Почему раньше так верил в нее? Оглядываюсь в прошлое и не вижу ничего такого в ее поступках, что могло бы служить основанием для подобной веры. Хотя, собственно, не было и ничего такого, что давало бы повод не верить. И лишь моя болезнь оказалась для нее той пробой, когда становится просто невозможно не проявить самую сущность свою. Недаром говорится, друзья познаются в беде!

И вдруг я понял! Я так верил в Дину потому, что очень хотел верить в нее. Я не мог не верить в друга. Все мы в какой-то мере судим о людях по себе.

Разве такой уж большой грех — поверить в друга? Выходит, большой, раз расплата такая жестокая. И чем больше верим, тем тяжелее похмелье. Но себе я не изменю. Пусть не раз еще ошибусь, но верил в друзей и буду верить.

Думал, Дина похожа на Аленушку. А оказалось, она ближе к Наде. Так та хоть честно призналась себе и другим, что она слабая женщина.

Видишь, Аленушка, какой «эдельвейс» я себе откопал. Черный, воронова крыла.

Вспомнил Аленушку — и сразу потеплело, посветлело на душе. Она всплывает в воображении то девчонкой, хохотушкой — старшей сестренкой Иришки; то матерью, мудрой женщиной, с которой жизнь обошлась очень неласково. Я не знаю, любил ли ее тогда и люблю ли сейчас. Знаю только, что без этих воспоминаний мне было бы худо. А стоит только подумать о ней — и приходит что-то нежное, чистое. Окружающее пространство наполняется новым содержанием, все видится в другом свете. Порою даже не уверен, все ли так было, как сейчас представляю себе, такою ли именно была она. То, о чем вспоминается, так дорого, что я готов усомниться, в самом ли деле существовала Аленушка, сидел ли я когда-нибудь рядом с нею, говорил ли, слышал ее голос?..

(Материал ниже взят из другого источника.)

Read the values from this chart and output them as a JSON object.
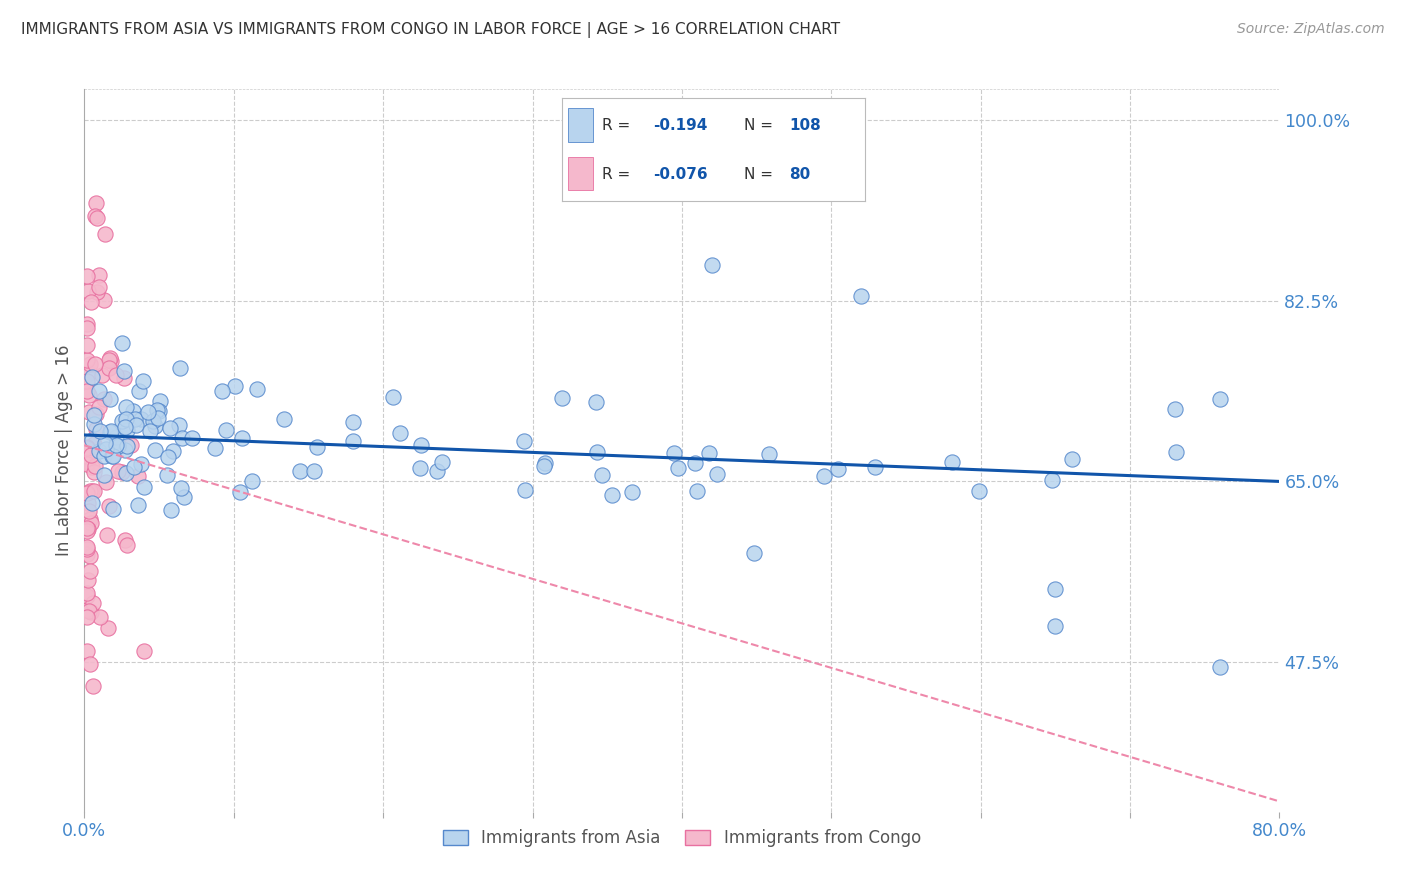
{
  "title": "IMMIGRANTS FROM ASIA VS IMMIGRANTS FROM CONGO IN LABOR FORCE | AGE > 16 CORRELATION CHART",
  "source": "Source: ZipAtlas.com",
  "ylabel": "In Labor Force | Age > 16",
  "xlim": [
    0.0,
    0.8
  ],
  "ylim": [
    0.33,
    1.03
  ],
  "x_ticks": [
    0.0,
    0.1,
    0.2,
    0.3,
    0.4,
    0.5,
    0.6,
    0.7,
    0.8
  ],
  "y_tick_labels": [
    "100.0%",
    "82.5%",
    "65.0%",
    "47.5%"
  ],
  "y_ticks": [
    1.0,
    0.825,
    0.65,
    0.475
  ],
  "legend_r_asia": "-0.194",
  "legend_n_asia": "108",
  "legend_r_congo": "-0.076",
  "legend_n_congo": "80",
  "asia_color": "#b8d4ee",
  "congo_color": "#f5b8cc",
  "asia_edge_color": "#5588cc",
  "congo_edge_color": "#e870a0",
  "asia_line_color": "#1155aa",
  "congo_line_color": "#ee88aa",
  "title_color": "#333333",
  "axis_label_color": "#4488cc",
  "background_color": "#ffffff",
  "grid_color": "#cccccc",
  "asia_trend_start_y": 0.695,
  "asia_trend_end_y": 0.65,
  "congo_trend_start_y": 0.685,
  "congo_trend_end_y": 0.34
}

Чувствую, что произошел какой-то качественный сдвиг в моем отношении к Аленушке. Раньше при мысли о ней меня осеняло что-то радужное, легкое, мне хотелось благодарить ее. А сейчас к этому примешивается чувство утраты, сожаления, душу теснит от сознания, что былому никогда уже не повториться. Воспоминания доставляют и радость и боль. Прежде больше вспоминал веселые моменты в наших отношениях; сейчас — много размышляю о самой Аленушке, о том, какая была у нее жизнь. Сам познавший беду, я понял многое из того, что раньше проходило мимо моего внимания. Аленушка стала для меня ближе, понятней. Сейчас я не сомневаюсь, что это о муже было однажды сказано: «Я насмотрелась на эгоистов, на маменькиных деток, которые знают только себя…» И еще однажды сказала: «Ненавижу это слово «обещаю»! Из таких потом и вырастают… Сегодня ползает на коленях, обещает, клянется, а завтра — за старое…» А что — «старое»? Что вложила она тогда в это слово?

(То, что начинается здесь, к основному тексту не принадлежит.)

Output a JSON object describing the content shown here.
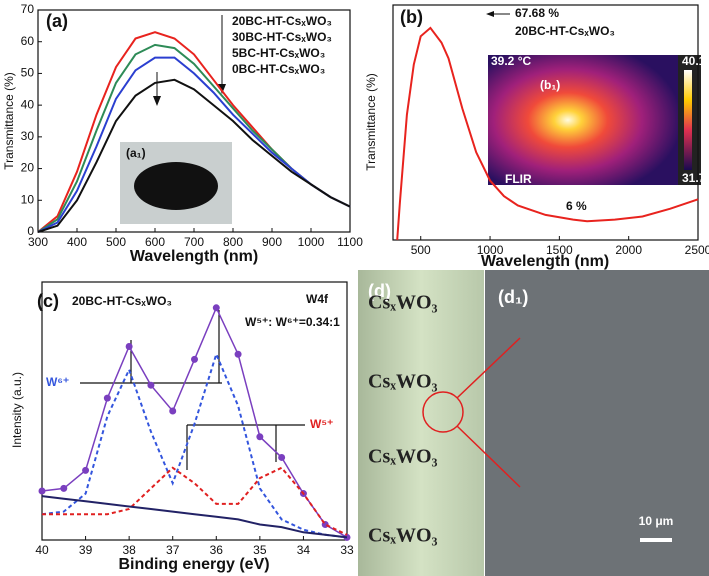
{
  "chart_data": [
    {
      "type": "line",
      "panel_label": "(a)",
      "inset_label": "(a₁)",
      "x_label": "Wavelength (nm)",
      "y_label": "Transmittance (%)",
      "x": [
        300,
        350,
        400,
        450,
        500,
        550,
        600,
        650,
        700,
        750,
        800,
        850,
        900,
        950,
        1000,
        1050,
        1100
      ],
      "xlim": [
        300,
        1100
      ],
      "ylim": [
        0,
        70
      ],
      "xticks": [
        300,
        400,
        500,
        600,
        700,
        800,
        900,
        1000,
        1100
      ],
      "yticks": [
        0,
        10,
        20,
        30,
        40,
        50,
        60,
        70
      ],
      "series": [
        {
          "name": "20BC-HT-CsₓWO₃",
          "color": "#e8231e",
          "values": [
            0,
            5,
            19,
            37,
            52,
            61,
            63,
            61,
            56,
            48,
            40,
            33,
            26,
            20,
            15,
            11,
            8
          ]
        },
        {
          "name": "30BC-HT-CsₓWO₃",
          "color": "#2e8b57",
          "values": [
            0,
            4,
            16,
            32,
            47,
            56,
            59,
            58,
            53,
            46,
            39,
            32,
            26,
            20,
            15,
            11,
            8
          ]
        },
        {
          "name": "5BC-HT-CsₓWO₃",
          "color": "#2b3fd0",
          "values": [
            0,
            3,
            13,
            27,
            42,
            51,
            55,
            55,
            50,
            44,
            37,
            31,
            25,
            20,
            15,
            11,
            8
          ]
        },
        {
          "name": "0BC-HT-CsₓWO₃",
          "color": "#111111",
          "values": [
            0,
            2,
            10,
            22,
            35,
            43,
            47,
            48,
            45,
            40,
            35,
            29,
            24,
            19,
            15,
            11,
            8
          ]
        }
      ]
    },
    {
      "type": "line",
      "panel_label": "(b)",
      "x_label": "Wavelength (nm)",
      "y_label": "Transmittance (%)",
      "x": [
        330,
        350,
        400,
        450,
        500,
        570,
        650,
        700,
        800,
        900,
        1000,
        1100,
        1200,
        1400,
        1600,
        1700,
        1900,
        2100,
        2300,
        2500
      ],
      "xlim": [
        300,
        2500
      ],
      "ylim": [
        0,
        75
      ],
      "xticks": [
        500,
        1000,
        1500,
        2000,
        2500
      ],
      "series": [
        {
          "color": "#e8231e",
          "values": [
            0,
            12,
            40,
            56,
            65,
            67.68,
            63,
            58,
            42,
            28,
            19,
            14,
            11,
            8,
            6.5,
            6,
            6.5,
            7.5,
            10,
            13
          ]
        }
      ],
      "annotations": [
        "67.68 %",
        "20BC-HT-CsₓWO₃",
        "6 %"
      ],
      "inset_texts": [
        "(b₁)",
        "39.2 °C",
        "40.1",
        "31.7",
        "FLIR"
      ]
    },
    {
      "type": "line",
      "panel_label": "(c)",
      "x_label": "Binding energy (eV)",
      "y_label": "Intensity (a.u.)",
      "x": [
        40,
        39.5,
        39,
        38.5,
        38,
        37.5,
        37,
        36.5,
        36,
        35.5,
        35,
        34.5,
        34,
        33.5,
        33
      ],
      "xlim": [
        40,
        33
      ],
      "ylim": [
        0,
        100
      ],
      "xticks": [
        40,
        39,
        38,
        37,
        36,
        35,
        34,
        33
      ],
      "series": [
        {
          "color": "#7a3fbf",
          "markers": true,
          "values": [
            19,
            20,
            27,
            55,
            75,
            60,
            50,
            70,
            90,
            72,
            40,
            32,
            18,
            6,
            1
          ]
        },
        {
          "color": "#3355dd",
          "dashed": true,
          "values": [
            10,
            11,
            18,
            48,
            66,
            42,
            22,
            45,
            72,
            52,
            20,
            8,
            4,
            2,
            1
          ]
        },
        {
          "color": "#e02020",
          "dashed": true,
          "values": [
            10,
            10,
            10,
            10,
            12,
            20,
            28,
            22,
            14,
            14,
            24,
            28,
            18,
            6,
            2
          ]
        },
        {
          "color": "#222266",
          "values": [
            17,
            16,
            15,
            14,
            13,
            12,
            11,
            10,
            9,
            8,
            6,
            5,
            3,
            2,
            1
          ]
        }
      ],
      "annotations": [
        "20BC-HT-CsₓWO₃",
        "W4f",
        "W⁵⁺: W⁶⁺=0.34:1",
        "W⁶⁺",
        "W⁵⁺"
      ]
    }
  ],
  "image_panel": {
    "label": "(d)",
    "zoom_label": "(d₁)",
    "sample_texts": [
      "CsₓWO₃",
      "CsₓWO₃",
      "CsₓWO₃",
      "CsₓWO₃"
    ],
    "scale_bar": "10 μm"
  }
}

И когда говорила, что боится за дочь, боится, чтобы она не выросла черствой, эгоистичной, чтобы люди, которые будут рядом с нею, никогда не страдали от нее, — когда Аленка говорила это, тоже подразумевала мужа. Что-то очень плохое видела она от него.

А вернулась к нему… Наверно, ей плохо с ним. Как вот мне сейчас… То Аленкино письмо я помню почти дословно.

Я приехал к родителям и все ждал от Аленки вестей. Письмо пришло на четырнадцатый день.

«…Макар, гости у родителей до конца отпуска…» — прочитав эту строчку, я уже знал: что-то большое, светлое уходит от меня и не в моей власти помешать этому.

«В день твоего отъезда пришло письмо от мужа. О наших отношениях я ничего тебе не рассказывала. Это неинтересно. Он прислал много извинений, божился, что не может жить без меня, без ребенка, просил разрешения приехать, повидать Иришку.

Я не могла, не имела права запретить ему видеть ребенка. Он приехал. Говорил, что я должна подумать о будущем дочери и пр. Мужа я не люблю. Точнее, разлюбила. Но у ребенка должен быть отец. Дочь не забыла его. Без меня он совсем пропадет. Я росла без отца, не хочу, чтоб и моя дочь тоже… Когда провожала тебя, уже решила, что вернусь к нему.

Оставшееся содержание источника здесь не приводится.